Um David x Golias diplomático colocou de um lado o Brasil e do outro a potência mais influente do planeta, os Estados Unidos. No centro do ringue, um embaixador brasileiro, José Maurício Bustani, secretário-geral da Organização para a Proscrição de Armas Químicas (Opaq), o fórum mundial da ONU sediado em Haia (Holanda) para a destruição e a proibição de um dos mais terríveis instrumentos de guerra. Em 1997, Bustani foi eleito para o cargo pelos 145 países da Opaq com o apoio do então presidente dos Estados Unidos, Bill Clinton, e do governo da Rússia, os dois países com o maior arsenal químico do mundo. O cenário então era um mundo que falava em paz internacional e apontava as armas químicas como um mal a ser varrido do planeta no médio prazo. Em cinco anos, o arsenal de armas químicas foi reduzido em um terço e ditadores, como o iraquiano Saddam Hussein, aceitaram submeter seus países às inspeções da Opaq. Com isso, “Estados párias” como o Iraque e o Sudão foram aceitos na organização. O atentado de 11 de setembro mudou tudo. O presidente George W. Bush não quer ouvir falar no fim das armas químicas e Bustani, com mandato até 2005, tornou-se um estorvo. Além disso, o mundo aguarda um possível novo ataque dos EUA ao Iraque.

“Os americanos querem justificar de qualquer forma o ataque ao Iraque e impedir que seu próprio arsenal químico seja vistoriado. E o embaixador brasileiro ficou no meio desse tiroteio”, afirma o deputado Aldo Rebelo (PCdoB-SP), presidente da Comissão de Relações Exteriores da Câmara, que divulgou uma moção de apoio ao embaixador e de repúdio às pressões americanas. “Bustani é um profissional e com isenção, o que torna sem sentido qualquer restrição a seu desempenho”, disse a ISTOÉ o embaixador Samuel Pinheiro Guimarães. “Ele está fazendo com que o Iraque cumpra suas obrigações e não admite que Bagdá restabeleça o arsenal de armas químicas, o que faz de um ataque ao Iraque uma ação sem justificativa.”

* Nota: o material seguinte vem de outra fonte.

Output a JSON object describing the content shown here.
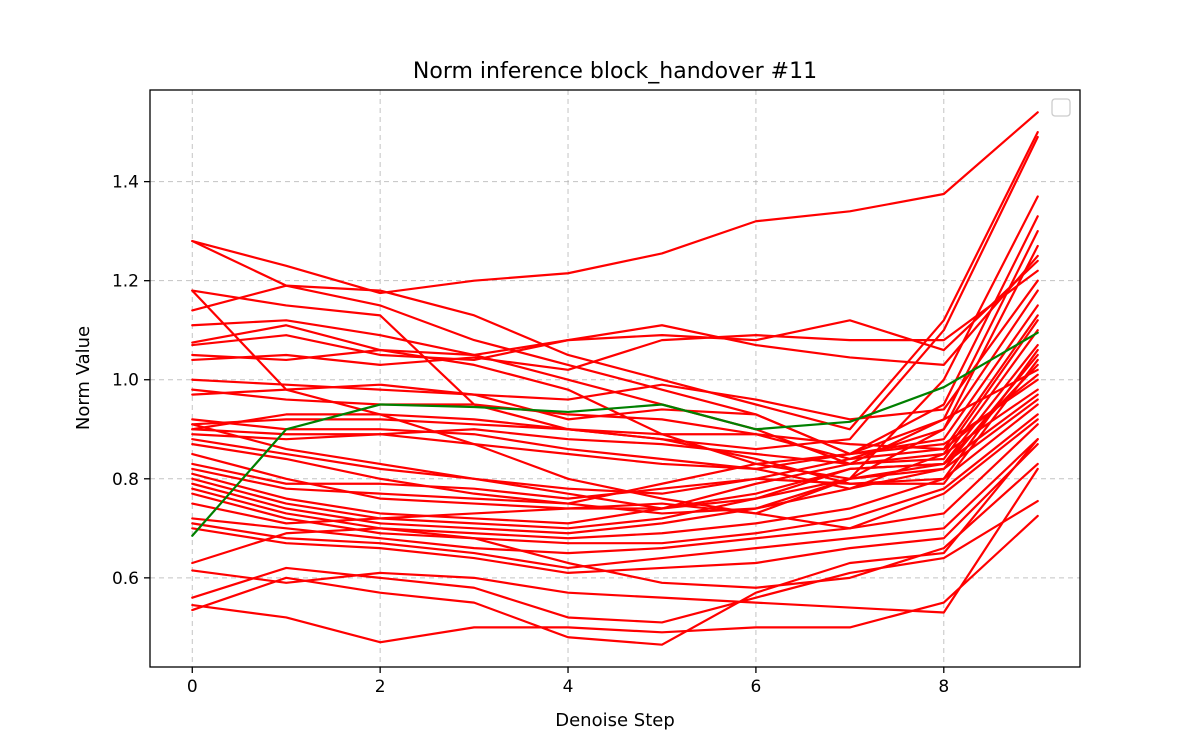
{
  "chart_data": {
    "type": "line",
    "title": "Norm inference block_handover #11",
    "xlabel": "Denoise Step",
    "ylabel": "Norm Value",
    "xlim": [
      -0.45,
      9.45
    ],
    "ylim": [
      0.42,
      1.585
    ],
    "xticks": [
      0,
      2,
      4,
      6,
      8
    ],
    "yticks": [
      0.6,
      0.8,
      1.0,
      1.2,
      1.4
    ],
    "ytick_labels": [
      "0.6",
      "0.8",
      "1.0",
      "1.2",
      "1.4"
    ],
    "grid": true,
    "legend": {
      "placement": "top-right",
      "entries": []
    },
    "x": [
      0,
      1,
      2,
      3,
      4,
      5,
      6,
      7,
      8,
      9
    ],
    "colors": {
      "series": "#ff0000",
      "highlight": "#008000"
    },
    "series": [
      {
        "values": [
          1.28,
          1.23,
          1.175,
          1.2,
          1.215,
          1.255,
          1.32,
          1.34,
          1.375,
          1.54
        ]
      },
      {
        "values": [
          1.28,
          1.19,
          1.18,
          1.13,
          1.05,
          1.0,
          0.95,
          0.9,
          1.12,
          1.5
        ]
      },
      {
        "values": [
          1.18,
          1.15,
          1.13,
          0.95,
          0.9,
          0.88,
          0.86,
          0.88,
          1.1,
          1.49
        ]
      },
      {
        "values": [
          1.18,
          0.98,
          0.93,
          0.87,
          0.8,
          0.76,
          0.73,
          0.8,
          1.0,
          1.37
        ]
      },
      {
        "values": [
          1.14,
          1.19,
          1.15,
          1.08,
          1.03,
          0.98,
          0.93,
          0.85,
          0.95,
          1.33
        ]
      },
      {
        "values": [
          1.11,
          1.12,
          1.09,
          1.05,
          1.0,
          0.95,
          0.9,
          0.83,
          0.92,
          1.3
        ]
      },
      {
        "values": [
          1.075,
          1.11,
          1.06,
          1.03,
          0.98,
          0.89,
          0.83,
          0.8,
          0.9,
          1.27
        ]
      },
      {
        "values": [
          1.07,
          1.09,
          1.05,
          1.04,
          1.08,
          1.11,
          1.07,
          1.045,
          1.03,
          1.25
        ]
      },
      {
        "values": [
          1.05,
          1.04,
          1.06,
          1.05,
          1.08,
          1.09,
          1.08,
          1.12,
          1.06,
          1.24
        ]
      },
      {
        "values": [
          1.04,
          1.05,
          1.03,
          1.045,
          1.02,
          1.08,
          1.09,
          1.08,
          1.08,
          1.22
        ]
      },
      {
        "values": [
          1.0,
          0.99,
          0.98,
          0.97,
          0.96,
          0.99,
          0.96,
          0.92,
          0.94,
          1.2
        ]
      },
      {
        "values": [
          0.98,
          0.96,
          0.95,
          0.95,
          0.93,
          0.92,
          0.89,
          0.84,
          0.9,
          1.18
        ]
      },
      {
        "values": [
          0.97,
          0.98,
          0.99,
          0.97,
          0.92,
          0.94,
          0.93,
          0.85,
          0.88,
          1.15
        ]
      },
      {
        "values": [
          0.91,
          0.92,
          0.92,
          0.91,
          0.9,
          0.89,
          0.89,
          0.87,
          0.86,
          1.13
        ]
      },
      {
        "values": [
          0.9,
          0.89,
          0.89,
          0.87,
          0.85,
          0.83,
          0.82,
          0.78,
          0.85,
          1.12
        ]
      },
      {
        "values": [
          0.89,
          0.88,
          0.89,
          0.9,
          0.88,
          0.87,
          0.85,
          0.83,
          0.84,
          1.1
        ]
      },
      {
        "values": [
          0.88,
          0.85,
          0.82,
          0.8,
          0.77,
          0.74,
          0.76,
          0.82,
          0.83,
          1.07
        ]
      },
      {
        "values": [
          0.87,
          0.84,
          0.8,
          0.77,
          0.75,
          0.73,
          0.74,
          0.8,
          0.82,
          1.05
        ]
      },
      {
        "values": [
          0.85,
          0.8,
          0.76,
          0.75,
          0.74,
          0.74,
          0.77,
          0.82,
          0.83,
          1.03
        ]
      },
      {
        "values": [
          0.83,
          0.79,
          0.79,
          0.78,
          0.76,
          0.78,
          0.8,
          0.84,
          0.86,
          1.01
        ]
      },
      {
        "values": [
          0.82,
          0.78,
          0.77,
          0.76,
          0.75,
          0.79,
          0.83,
          0.85,
          0.87,
          1.0
        ]
      },
      {
        "values": [
          0.81,
          0.76,
          0.73,
          0.72,
          0.71,
          0.74,
          0.79,
          0.83,
          0.85,
          0.98
        ]
      },
      {
        "values": [
          0.8,
          0.75,
          0.72,
          0.71,
          0.7,
          0.72,
          0.76,
          0.8,
          0.83,
          0.97
        ]
      },
      {
        "values": [
          0.79,
          0.74,
          0.71,
          0.7,
          0.69,
          0.71,
          0.74,
          0.78,
          0.82,
          0.96
        ]
      },
      {
        "values": [
          0.78,
          0.73,
          0.7,
          0.69,
          0.68,
          0.69,
          0.71,
          0.74,
          0.8,
          0.95
        ]
      },
      {
        "values": [
          0.77,
          0.72,
          0.69,
          0.68,
          0.67,
          0.67,
          0.69,
          0.72,
          0.78,
          0.93
        ]
      },
      {
        "values": [
          0.75,
          0.71,
          0.72,
          0.73,
          0.74,
          0.75,
          0.73,
          0.7,
          0.77,
          0.92
        ]
      },
      {
        "values": [
          0.72,
          0.7,
          0.68,
          0.66,
          0.65,
          0.66,
          0.68,
          0.7,
          0.73,
          0.91
        ]
      },
      {
        "values": [
          0.71,
          0.68,
          0.67,
          0.65,
          0.62,
          0.64,
          0.66,
          0.68,
          0.7,
          0.88
        ]
      },
      {
        "values": [
          0.7,
          0.67,
          0.66,
          0.64,
          0.61,
          0.62,
          0.63,
          0.66,
          0.68,
          0.87
        ]
      },
      {
        "values": [
          0.63,
          0.69,
          0.7,
          0.68,
          0.63,
          0.59,
          0.58,
          0.6,
          0.66,
          0.83
        ]
      },
      {
        "values": [
          0.615,
          0.59,
          0.61,
          0.6,
          0.57,
          0.56,
          0.55,
          0.54,
          0.53,
          0.82
        ]
      },
      {
        "values": [
          0.56,
          0.62,
          0.6,
          0.58,
          0.52,
          0.51,
          0.56,
          0.61,
          0.64,
          0.755
        ]
      },
      {
        "values": [
          0.545,
          0.52,
          0.47,
          0.5,
          0.5,
          0.49,
          0.5,
          0.5,
          0.55,
          0.725
        ]
      },
      {
        "values": [
          0.535,
          0.6,
          0.57,
          0.55,
          0.48,
          0.465,
          0.57,
          0.63,
          0.65,
          0.88
        ]
      },
      {
        "values": [
          0.9,
          0.93,
          0.93,
          0.92,
          0.9,
          0.88,
          0.84,
          0.79,
          0.8,
          1.06
        ]
      },
      {
        "values": [
          0.91,
          0.86,
          0.83,
          0.8,
          0.78,
          0.77,
          0.8,
          0.79,
          0.79,
          1.04
        ]
      },
      {
        "values": [
          0.92,
          0.9,
          0.9,
          0.89,
          0.86,
          0.84,
          0.82,
          0.85,
          0.92,
          1.02
        ]
      }
    ],
    "highlight_series": {
      "values": [
        0.685,
        0.9,
        0.95,
        0.945,
        0.935,
        0.95,
        0.9,
        0.915,
        0.985,
        1.095
      ]
    }
  }
}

O torpedo americano, sem precedentes, veio na terça-feira 19 na forma de uma moção pedindo a substituição do secretário-geral. Foi apresentada pelo subsecretário para Desarmamento do Departamento de Estado, John Bowton. O próprio secretário de Estado americano, Colin Powell, telefonou para o chanceler brasileiro Celso Lafer antecipando que pediria a degola do diplomata brasileiro por “razões administrativas”. Reunido na última semana em Haia, o conselho executivo do organismo, que reúne 41 países membros, vai repassar a moção ao colegiado formado por seus 145 membros, os mesmos que elegeram Bustani. Na sexta-feira 22 o conselho executivo manteve o embaixador no cargo porque os EUA obtiveram apenas 17 votos contra ele. A maioria dos países se absteve e apenas cinco votaram pela permanência de Bustani: Brasil, Cuba, Irã, Rússia e China.

Os americanos esperam contar com seus aliados europeus. O Brasil responde montando um guarda-chuvas diplomático para proteger Bustani. O secretário de Organização Multilateral do Itamaraty, Araújo Castro, que mora na França, é um dos pontas-de-lança do lobby pró-Bustani, mas aqui dentro é um assessor direto do presidente Fernando Henrique Cardoso, o embaixador Eduardo Santos, quem cuida do caso. No front externo, o Brasil negocia o apoio dos países em desenvolvimento e até de dissidentes europeus afetados pela guerra do aço – as medidas protecionistas americanas para produtos siderúrgicos semi-acabados. Embaixadores do Brasil em países da América Latina, Europa, África e parte da Ásia já iniciaram uma operação para preservar Bustani. O Itamaraty divulgou uma nota oficial prometendo resistir.

Mas alguns diplomatas denunciam que, por pressão da Casa Branca, o Planalto não está se esforçando em manter o embaixador brasileiro à frente da Opaq. A única vez em que falou no assunto, FHC disse que gostaria de ver Bustani mantido no cargo, mas ressaltou que ele não era representante do governo brasileiro, mas da ONU. Muitos diplomatas acham que Bustani foi “rifado” e que o chanceler Celso Lafer já tem carta branca para negociar com os EUA sua saída em troca da presidência do Alto Comissariado da ONU para os Direitos Humanos para um brasileiro, o atual administrador do Timor Leste Sérgio Vieira de Melo.